When a woman says casually that he stands too close or is too touchy feely, it likely means just that. When a guy says she's wrong, she has no right to say that, he's going to tell everyone that knows either of them a whole different story then what she's saying, he comes off as overreactive and guilty. Guilty of things she didn't even say he did. He now sounds like he is hiding something, and more of a fuss, the more he is hiding. Use this as a warning!
This seems to be fairly common. When no wrong doing is intended then accusations or comments are usually greeted with an apology for any misunderstanding and a declaration I miscommunication and the problem is over. Avoidance is also a popular choice, if you make me uncomfortable I just won't be around you. By making that impossible or very difficult, by trying to keep contact, they are becoming more inappropriate and almost stalkerish. This does not mean they will become a stalker, it simply means that I would see the potential there and tread carefully. That is why stalking begins, it is a desperate and illegal attempt to keep contact with the person. It also becomes clear that they realize they DID do something wrong, or why would they mention it to anyone? If someone approached my friend and said I had called them a name or invited them to join in certain activities not only would my friends have a laugh, but when I heard I would laugh as well. I wouldn't jump up and down and yell from the roof tops that they are wrong, I would have a giggle, figure out what gave them that impression, possibly apologize for the confusion, and move on with life. I woul know that everyone around me knows it's simply lot true, and nothing else would change.

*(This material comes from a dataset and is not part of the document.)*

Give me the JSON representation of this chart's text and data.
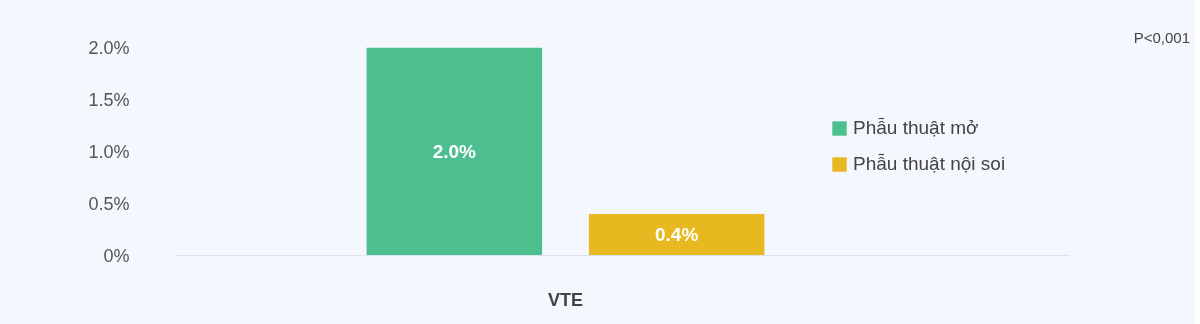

Over denial is a sign of guilt. Perhaps they are not guilty of everything, perhaps thu didn't mean to come across that way, but at some point in time they have done something very similar that was not ok. They now know that they behave in a way that is not ok sometimes and they overcompensate through denial.
So the moral of the story is, if a guy offers a denial or hatred of certain behaviors those are the behaviors you should be most wary of and look out for them carefully, they are likely to arise soon and worse then you expect!